I understand intuitively that you can not add the thermal transmittances together to get the final result as this "does not make sense".  But from a purely "dimensional analysis" point of view it is perfectly reasonable to add numbers of the same units (in this case W/m2⋅K).  So I assume there is not some mathematical rule or heuristic that I can reference and instead there must be some physics rule or heuristic that I can reference?  I almost very easily made this mistake and would like to know if there is some simple way to avoid making a similar mistake with other physical systems?
Or is it just an inherent part of physics as mathematically you can do many things that do not make physical sense and physics is the deliberate systematic act of observing and experimenting to limit down the number of "allowed" mathematical operations so as to only perform calculatings that add value / cohere with reality?  Perhaps I should post this to philosophy.stackexchange.com instead.
 A: The additivity of thermal resistances (and not thermal conductances) is derived from (1) our understanding of temperature (specifically, that a certain point can have only a single temperature), (2) conservation of energy, and (3) Fourier's law of conduction.

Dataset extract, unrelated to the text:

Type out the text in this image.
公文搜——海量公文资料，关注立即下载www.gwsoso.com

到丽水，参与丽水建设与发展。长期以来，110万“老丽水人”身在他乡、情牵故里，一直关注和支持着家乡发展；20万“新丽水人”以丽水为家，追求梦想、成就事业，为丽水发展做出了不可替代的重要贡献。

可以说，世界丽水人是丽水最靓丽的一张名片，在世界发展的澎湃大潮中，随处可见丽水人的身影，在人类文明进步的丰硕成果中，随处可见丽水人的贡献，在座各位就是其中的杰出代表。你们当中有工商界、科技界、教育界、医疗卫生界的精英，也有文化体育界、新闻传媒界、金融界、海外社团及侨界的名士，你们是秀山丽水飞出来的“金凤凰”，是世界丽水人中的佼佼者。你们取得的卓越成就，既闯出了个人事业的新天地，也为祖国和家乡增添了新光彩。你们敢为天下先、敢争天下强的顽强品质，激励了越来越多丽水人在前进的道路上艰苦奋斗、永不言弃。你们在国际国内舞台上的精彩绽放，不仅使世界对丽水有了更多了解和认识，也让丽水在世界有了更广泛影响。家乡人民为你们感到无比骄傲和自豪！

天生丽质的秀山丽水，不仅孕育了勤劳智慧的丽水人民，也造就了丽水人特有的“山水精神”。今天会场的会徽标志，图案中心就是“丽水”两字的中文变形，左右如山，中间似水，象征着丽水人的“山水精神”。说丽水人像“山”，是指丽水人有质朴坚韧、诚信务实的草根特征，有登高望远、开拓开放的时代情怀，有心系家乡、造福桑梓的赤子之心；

From this, we find that if two objects are placed in end-to-end contact, then any interface point has a single temperature, that energy entering (leaving) from the left side must equal the energy leaving (entering) from the right side, and that this energy flow must be $q=k_iA\frac{\Delta T_i}{L_i}=A\frac{\Delta T_i}{R_i}$ for object $i$, where $k$ is the thermal conductivity, $A$ is the cross-sectional area, $\Delta T$ is the temperature difference down the length $L$ of the object, and $R$ is the thermal resistance.
The interface temperature is then found through algebra to be
$$T_\text{interface}=\frac{\sum_i(k_iT_i/L_i)}{\sum_i (k_i/L_i)},$$
and so the heat flow is $q=A\frac{T_1-T_2}{\sum_i R_i}$, which holds generally for even $i>2$ if the end temperatures are taken as $T_1$ and $T_2$. Note that the thermal resistances (not the thermal conductances $1/R_i$) end up adding.